The experiments were organized as follows: participants were first welcomed by the instructor (author 1) and then received instructions on the first page of an online form designed for data collection. They were informed that the SONAO project focused on HRI, but did not know about the origin of the sounds used in the experiments, i.e. that the sounds were produced by expressive robot movements. After the initial instructions, participants were asked to fill out a demographics and musical experience form. They then proceeded with the experiments. Experiment 1 focused on labelling sounds using free-form text annotations. Experiment 2 focused on rating emotions conveyed by sonifications on a set of predefined emotional scales. The participants took part in both experiments and performed them after each other (the same participants took part in Experiment 1 and 2). The experiments were carried out in a lab setting at KTH Royal Institute of Technology and KMH Royal College of Music in Stockholm. Participants listened to the sounds in an online web interface and the experiment was purely acoustic-driven: no video representation of the robot’s gestures were shown.
Participants
A total of 31 participants (14F, avg age = 36.26 yrs) took part in the experiments. However, one participant did not complete the second experiment, reducing the number of participants included in the data analysis to 30 (14F, avg age = 36.23) for Experiment 2. In our previous study [15], we observed that some participants found it hard to put into words the sonic qualities of the mechanical sounds produced by the NAO robot. We hypothesized that the overall experience of listening to these sounds might be affected by level of musical experience; musicians might be more accustomed to listening to (as well as describing) abstract sounds since they are more familiar with e.g. contemporary music. Since our current experiment made use of the same original recordings of robot sounds that were used in our previous study [15], a prerequisite for participants to take part in the current study was to have some musical experience. In other words, the decision to recruit participants with a certain level of musical expertise was guided by the hypothesis that this would result in more rich and informed free-form text descriptions of the evaluated sounds. Moreover, it has been shown in several investigations (see for example [3, 43, 47]) that people with musical skills have shown to acquire an auditory expertise that is not found in laypeople. This expertise includes for example more precise detection of pitch height, discrimination of specific audio streams in noisy situations, and high sensitivity in the identification of frequency deviations (such as in miss-tuned sounds). Therefore, musical experts can provide more stable and reliable data for our investigation, and as a consequence help us in the design of reliable and robust sonic feedback from a robot.

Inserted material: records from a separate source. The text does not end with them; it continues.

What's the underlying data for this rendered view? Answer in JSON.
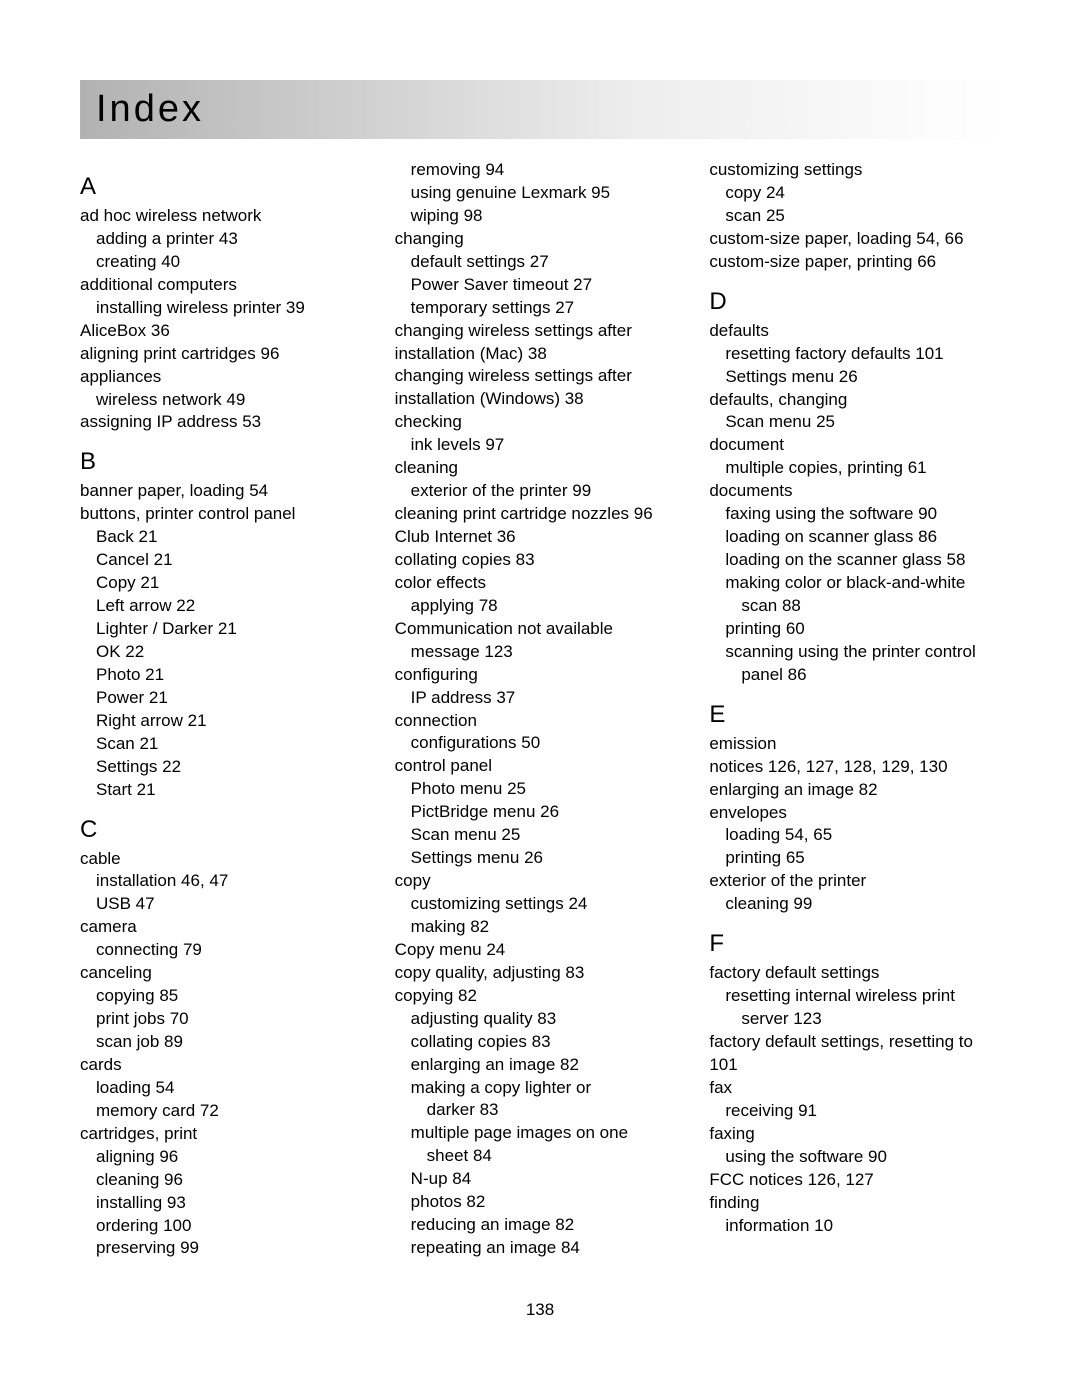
{
  "title": "Index",
  "page_number": "138",
  "columns": [
    {
      "blocks": [
        {
          "type": "letter",
          "text": "A"
        },
        {
          "type": "entry",
          "level": 0,
          "text": "ad hoc wireless network"
        },
        {
          "type": "entry",
          "level": 1,
          "text": "adding a printer  43"
        },
        {
          "type": "entry",
          "level": 1,
          "text": "creating  40"
        },
        {
          "type": "entry",
          "level": 0,
          "text": "additional computers"
        },
        {
          "type": "entry",
          "level": 1,
          "text": "installing wireless printer  39"
        },
        {
          "type": "entry",
          "level": 0,
          "text": "AliceBox  36"
        },
        {
          "type": "entry",
          "level": 0,
          "text": "aligning print cartridges  96"
        },
        {
          "type": "entry",
          "level": 0,
          "text": "appliances"
        },
        {
          "type": "entry",
          "level": 1,
          "text": "wireless network  49"
        },
        {
          "type": "entry",
          "level": 0,
          "text": "assigning IP address  53"
        },
        {
          "type": "letter",
          "text": "B"
        },
        {
          "type": "entry",
          "level": 0,
          "text": "banner paper, loading  54"
        },
        {
          "type": "entry",
          "level": 0,
          "text": "buttons, printer control panel"
        },
        {
          "type": "entry",
          "level": 1,
          "text": "Back  21"
        },
        {
          "type": "entry",
          "level": 1,
          "text": "Cancel  21"
        },
        {
          "type": "entry",
          "level": 1,
          "text": "Copy  21"
        },
        {
          "type": "entry",
          "level": 1,
          "text": "Left arrow  22"
        },
        {
          "type": "entry",
          "level": 1,
          "text": "Lighter / Darker  21"
        },
        {
          "type": "entry",
          "level": 1,
          "text": "OK  22"
        },
        {
          "type": "entry",
          "level": 1,
          "text": "Photo  21"
        },
        {
          "type": "entry",
          "level": 1,
          "text": "Power  21"
        },
        {
          "type": "entry",
          "level": 1,
          "text": "Right arrow  21"
        },
        {
          "type": "entry",
          "level": 1,
          "text": "Scan  21"
        },
        {
          "type": "entry",
          "level": 1,
          "text": "Settings  22"
        },
        {
          "type": "entry",
          "level": 1,
          "text": "Start  21"
        },
        {
          "type": "letter",
          "text": "C"
        },
        {
          "type": "entry",
          "level": 0,
          "text": "cable"
        },
        {
          "type": "entry",
          "level": 1,
          "text": "installation  46, 47"
        },
        {
          "type": "entry",
          "level": 1,
          "text": "USB  47"
        },
        {
          "type": "entry",
          "level": 0,
          "text": "camera"
        },
        {
          "type": "entry",
          "level": 1,
          "text": "connecting  79"
        },
        {
          "type": "entry",
          "level": 0,
          "text": "canceling"
        },
        {
          "type": "entry",
          "level": 1,
          "text": "copying  85"
        },
        {
          "type": "entry",
          "level": 1,
          "text": "print jobs  70"
        },
        {
          "type": "entry",
          "level": 1,
          "text": "scan job  89"
        },
        {
          "type": "entry",
          "level": 0,
          "text": "cards"
        },
        {
          "type": "entry",
          "level": 1,
          "text": "loading  54"
        },
        {
          "type": "entry",
          "level": 1,
          "text": "memory card  72"
        },
        {
          "type": "entry",
          "level": 0,
          "text": "cartridges, print"
        },
        {
          "type": "entry",
          "level": 1,
          "text": "aligning  96"
        },
        {
          "type": "entry",
          "level": 1,
          "text": "cleaning  96"
        },
        {
          "type": "entry",
          "level": 1,
          "text": "installing  93"
        },
        {
          "type": "entry",
          "level": 1,
          "text": "ordering  100"
        },
        {
          "type": "entry",
          "level": 1,
          "text": "preserving  99"
        }
      ]
    },
    {
      "blocks": [
        {
          "type": "entry",
          "level": 1,
          "text": "removing  94"
        },
        {
          "type": "entry",
          "level": 1,
          "text": "using genuine Lexmark  95"
        },
        {
          "type": "entry",
          "level": 1,
          "text": "wiping  98"
        },
        {
          "type": "entry",
          "level": 0,
          "text": "changing"
        },
        {
          "type": "entry",
          "level": 1,
          "text": "default settings  27"
        },
        {
          "type": "entry",
          "level": 1,
          "text": "Power Saver timeout  27"
        },
        {
          "type": "entry",
          "level": 1,
          "text": "temporary settings  27"
        },
        {
          "type": "entry",
          "level": 0,
          "text": "changing wireless settings after installation (Mac)  38"
        },
        {
          "type": "entry",
          "level": 0,
          "text": "changing wireless settings after installation (Windows)  38"
        },
        {
          "type": "entry",
          "level": 0,
          "text": "checking"
        },
        {
          "type": "entry",
          "level": 1,
          "text": "ink levels  97"
        },
        {
          "type": "entry",
          "level": 0,
          "text": "cleaning"
        },
        {
          "type": "entry",
          "level": 1,
          "text": "exterior of the printer  99"
        },
        {
          "type": "entry",
          "level": 0,
          "text": "cleaning print cartridge nozzles  96"
        },
        {
          "type": "entry",
          "level": 0,
          "text": "Club Internet  36"
        },
        {
          "type": "entry",
          "level": 0,
          "text": "collating copies  83"
        },
        {
          "type": "entry",
          "level": 0,
          "text": "color effects"
        },
        {
          "type": "entry",
          "level": 1,
          "text": "applying  78"
        },
        {
          "type": "entry",
          "level": 0,
          "text": "Communication not available"
        },
        {
          "type": "entry",
          "level": 1,
          "text": "message  123"
        },
        {
          "type": "entry",
          "level": 0,
          "text": "configuring"
        },
        {
          "type": "entry",
          "level": 1,
          "text": "IP address  37"
        },
        {
          "type": "entry",
          "level": 0,
          "text": "connection"
        },
        {
          "type": "entry",
          "level": 1,
          "text": "configurations  50"
        },
        {
          "type": "entry",
          "level": 0,
          "text": "control panel"
        },
        {
          "type": "entry",
          "level": 1,
          "text": "Photo menu  25"
        },
        {
          "type": "entry",
          "level": 1,
          "text": "PictBridge menu  26"
        },
        {
          "type": "entry",
          "level": 1,
          "text": "Scan menu  25"
        },
        {
          "type": "entry",
          "level": 1,
          "text": "Settings menu  26"
        },
        {
          "type": "entry",
          "level": 0,
          "text": "copy"
        },
        {
          "type": "entry",
          "level": 1,
          "text": "customizing settings  24"
        },
        {
          "type": "entry",
          "level": 1,
          "text": "making  82"
        },
        {
          "type": "entry",
          "level": 0,
          "text": "Copy menu  24"
        },
        {
          "type": "entry",
          "level": 0,
          "text": "copy quality, adjusting  83"
        },
        {
          "type": "entry",
          "level": 0,
          "text": "copying  82"
        },
        {
          "type": "entry",
          "level": 1,
          "text": "adjusting quality  83"
        },
        {
          "type": "entry",
          "level": 1,
          "text": "collating copies  83"
        },
        {
          "type": "entry",
          "level": 1,
          "text": "enlarging an image  82"
        },
        {
          "type": "entry",
          "level": 1,
          "text": "making a copy lighter or"
        },
        {
          "type": "entry",
          "level": 2,
          "text": "darker  83"
        },
        {
          "type": "entry",
          "level": 1,
          "text": "multiple page images on one"
        },
        {
          "type": "entry",
          "level": 2,
          "text": "sheet  84"
        },
        {
          "type": "entry",
          "level": 1,
          "text": "N-up  84"
        },
        {
          "type": "entry",
          "level": 1,
          "text": "photos  82"
        },
        {
          "type": "entry",
          "level": 1,
          "text": "reducing an image  82"
        },
        {
          "type": "entry",
          "level": 1,
          "text": "repeating an image  84"
        }
      ]
    },
    {
      "blocks": [
        {
          "type": "entry",
          "level": 0,
          "text": "customizing settings"
        },
        {
          "type": "entry",
          "level": 1,
          "text": "copy  24"
        },
        {
          "type": "entry",
          "level": 1,
          "text": "scan  25"
        },
        {
          "type": "entry",
          "level": 0,
          "text": "custom-size paper, loading  54, 66"
        },
        {
          "type": "entry",
          "level": 0,
          "text": "custom-size paper, printing  66"
        },
        {
          "type": "letter",
          "text": "D"
        },
        {
          "type": "entry",
          "level": 0,
          "text": "defaults"
        },
        {
          "type": "entry",
          "level": 1,
          "text": "resetting factory defaults  101"
        },
        {
          "type": "entry",
          "level": 1,
          "text": "Settings menu  26"
        },
        {
          "type": "entry",
          "level": 0,
          "text": "defaults, changing"
        },
        {
          "type": "entry",
          "level": 1,
          "text": "Scan menu  25"
        },
        {
          "type": "entry",
          "level": 0,
          "text": "document"
        },
        {
          "type": "entry",
          "level": 1,
          "text": "multiple copies, printing  61"
        },
        {
          "type": "entry",
          "level": 0,
          "text": "documents"
        },
        {
          "type": "entry",
          "level": 1,
          "text": "faxing using the software  90"
        },
        {
          "type": "entry",
          "level": 1,
          "text": "loading on scanner glass  86"
        },
        {
          "type": "entry",
          "level": 1,
          "text": "loading on the scanner glass  58"
        },
        {
          "type": "entry",
          "level": 1,
          "text": "making color or black-and-white"
        },
        {
          "type": "entry",
          "level": 2,
          "text": "scan  88"
        },
        {
          "type": "entry",
          "level": 1,
          "text": "printing  60"
        },
        {
          "type": "entry",
          "level": 1,
          "text": "scanning using the printer control"
        },
        {
          "type": "entry",
          "level": 2,
          "text": "panel  86"
        },
        {
          "type": "letter",
          "text": "E"
        },
        {
          "type": "entry",
          "level": 0,
          "text": "emission"
        },
        {
          "type": "entry",
          "level": 0,
          "text": "notices  126, 127, 128, 129, 130"
        },
        {
          "type": "entry",
          "level": 0,
          "text": "enlarging an image  82"
        },
        {
          "type": "entry",
          "level": 0,
          "text": "envelopes"
        },
        {
          "type": "entry",
          "level": 1,
          "text": "loading  54, 65"
        },
        {
          "type": "entry",
          "level": 1,
          "text": "printing  65"
        },
        {
          "type": "entry",
          "level": 0,
          "text": "exterior of the printer"
        },
        {
          "type": "entry",
          "level": 1,
          "text": "cleaning  99"
        },
        {
          "type": "letter",
          "text": "F"
        },
        {
          "type": "entry",
          "level": 0,
          "text": "factory default settings"
        },
        {
          "type": "entry",
          "level": 1,
          "text": "resetting internal wireless print"
        },
        {
          "type": "entry",
          "level": 2,
          "text": "server  123"
        },
        {
          "type": "entry",
          "level": 0,
          "text": "factory default settings, resetting to  101"
        },
        {
          "type": "entry",
          "level": 0,
          "text": "fax"
        },
        {
          "type": "entry",
          "level": 1,
          "text": "receiving  91"
        },
        {
          "type": "entry",
          "level": 0,
          "text": "faxing"
        },
        {
          "type": "entry",
          "level": 1,
          "text": "using the software  90"
        },
        {
          "type": "entry",
          "level": 0,
          "text": "FCC notices  126, 127"
        },
        {
          "type": "entry",
          "level": 0,
          "text": "finding"
        },
        {
          "type": "entry",
          "level": 1,
          "text": "information  10"
        }
      ]
    }
  ]
}
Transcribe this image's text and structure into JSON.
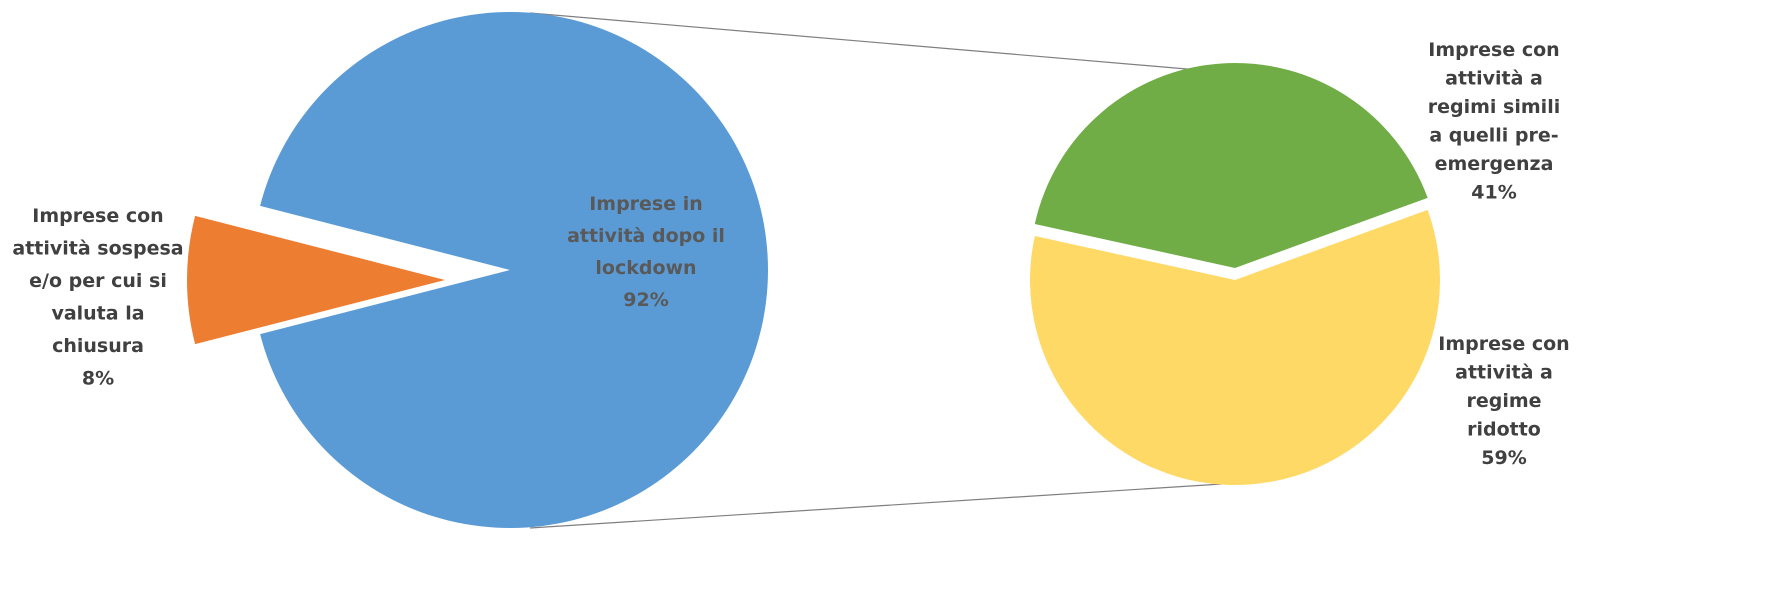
{
  "chart_data": [
    {
      "type": "pie",
      "categories": [
        "Imprese in attività dopo il lockdown",
        "Imprese con attività sospesa e/o per cui si valuta la chiusura"
      ],
      "values": [
        92,
        8
      ],
      "colors": [
        "#5b9bd5",
        "#ed7d31"
      ],
      "labels": [
        {
          "lines": [
            "Imprese in",
            "attività dopo il",
            "lockdown",
            "92%"
          ]
        },
        {
          "lines": [
            "Imprese con",
            "attività sospesa",
            "e/o per cui si",
            "valuta  la",
            "chiusura",
            "8%"
          ]
        }
      ]
    },
    {
      "type": "pie",
      "categories": [
        "Imprese con attività a regimi simili a quelli pre-emergenza",
        "Imprese con attività a regime ridotto"
      ],
      "values": [
        41,
        59
      ],
      "colors": [
        "#70ad47",
        "#ffd966"
      ],
      "labels": [
        {
          "lines": [
            "Imprese con",
            "attività a",
            "regimi simili",
            "a quelli pre-",
            "emergenza",
            "41%"
          ]
        },
        {
          "lines": [
            "Imprese con",
            "attività a",
            "regime",
            "ridotto",
            "59%"
          ]
        }
      ]
    }
  ]
}
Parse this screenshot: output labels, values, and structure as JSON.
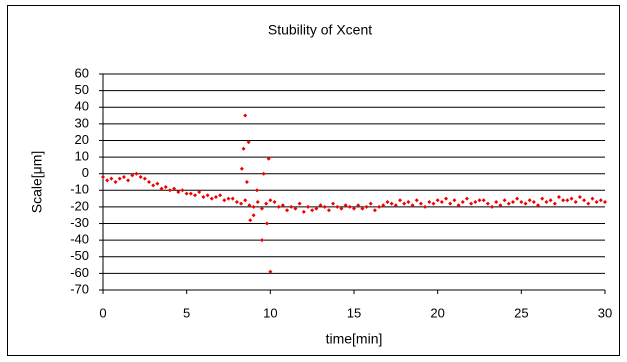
{
  "chart_data": {
    "type": "scatter",
    "title": "Stubility of Xcent",
    "xlabel": "time[min]",
    "ylabel": "Scale[μm]",
    "color": "#ee0000",
    "grid": true,
    "xlim": [
      0,
      30
    ],
    "xticks": [
      0,
      5,
      10,
      15,
      20,
      25,
      30
    ],
    "ylim": [
      -70,
      60
    ],
    "yticks": [
      60,
      50,
      40,
      30,
      20,
      10,
      0,
      -10,
      -20,
      -30,
      -40,
      -50,
      -60,
      -70
    ],
    "x": [
      0,
      0.25,
      0.5,
      0.75,
      1,
      1.25,
      1.5,
      1.75,
      2,
      2.25,
      2.5,
      2.75,
      3,
      3.25,
      3.5,
      3.75,
      4,
      4.25,
      4.5,
      4.75,
      5,
      5.25,
      5.5,
      5.75,
      6,
      6.25,
      6.5,
      6.75,
      7,
      7.25,
      7.5,
      7.75,
      8,
      8.25,
      8.5,
      8.75,
      9,
      9.25,
      9.5,
      9.75,
      10,
      10.25,
      10.5,
      10.75,
      11,
      11.25,
      11.5,
      11.75,
      12,
      12.25,
      12.5,
      12.75,
      13,
      13.25,
      13.5,
      13.75,
      14,
      14.25,
      14.5,
      14.75,
      15,
      15.25,
      15.5,
      15.75,
      16,
      16.25,
      16.5,
      16.75,
      17,
      17.25,
      17.5,
      17.75,
      18,
      18.25,
      18.5,
      18.75,
      19,
      19.25,
      19.5,
      19.75,
      20,
      20.25,
      20.5,
      20.75,
      21,
      21.25,
      21.5,
      21.75,
      22,
      22.25,
      22.5,
      22.75,
      23,
      23.25,
      23.5,
      23.75,
      24,
      24.25,
      24.5,
      24.75,
      25,
      25.25,
      25.5,
      25.75,
      26,
      26.25,
      26.5,
      26.75,
      27,
      27.25,
      27.5,
      27.75,
      28,
      28.25,
      28.5,
      28.75,
      29,
      29.25,
      29.5,
      29.75,
      30,
      8.5,
      8.7,
      8.4,
      8.3,
      8.6,
      8.8,
      9.5,
      9.8,
      9.9,
      10,
      9.6,
      9.2,
      9.0
    ],
    "values": [
      -2,
      -4,
      -3,
      -5,
      -3,
      -2,
      -4,
      -1,
      0,
      -2,
      -3,
      -5,
      -7,
      -6,
      -9,
      -8,
      -10,
      -9,
      -11,
      -10,
      -12,
      -12,
      -13,
      -11,
      -14,
      -13,
      -15,
      -14,
      -13,
      -16,
      -15,
      -15,
      -17,
      -18,
      -16,
      -19,
      -20,
      -17,
      -21,
      -18,
      -16,
      -17,
      -20,
      -19,
      -22,
      -20,
      -21,
      -18,
      -23,
      -20,
      -22,
      -21,
      -19,
      -20,
      -22,
      -18,
      -20,
      -21,
      -19,
      -20,
      -21,
      -19,
      -21,
      -20,
      -18,
      -22,
      -20,
      -19,
      -17,
      -18,
      -19,
      -16,
      -18,
      -17,
      -19,
      -16,
      -18,
      -20,
      -17,
      -18,
      -16,
      -17,
      -15,
      -18,
      -16,
      -19,
      -17,
      -15,
      -18,
      -17,
      -16,
      -16,
      -18,
      -20,
      -17,
      -19,
      -16,
      -18,
      -17,
      -15,
      -17,
      -18,
      -16,
      -17,
      -19,
      -15,
      -17,
      -16,
      -18,
      -14,
      -16,
      -16,
      -15,
      -17,
      -14,
      -16,
      -18,
      -15,
      -17,
      -16,
      -17,
      35,
      19,
      15,
      3,
      -5,
      -28,
      -40,
      -30,
      9,
      -59,
      0,
      -10,
      -25
    ]
  }
}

Participants were recruited from the staff and students from the KTH Royal Institute of Technology, staff from the KMH Royal College of Music, as well as amateur musicians from the KTH Symphony Orchestra (KTHs Akademiska Kapell, KTHAK) and the KTH brass band (Promenadorquestern, PQ). Some students from the Interactive Media Technology master programme which had previously completed courses in Sound and Music Computing also took part. In total, 17 of the participants were students at KTH, and 14 participants were not. The level of musical expertise ranged from expert/full-professional activity as musician or singer (9 participants) to little experience as amateur musician/singer (7 participants). A total of 7 participants reported semi-professional activity as a musician or singer with several years of practice, and 7 participants reported being advanced amateur musicians/singers with some years of practice. A mixed-model analysis revealed no significant between-subjects effect of musical expertise on ratings, nor any significant interactions with musical expertise.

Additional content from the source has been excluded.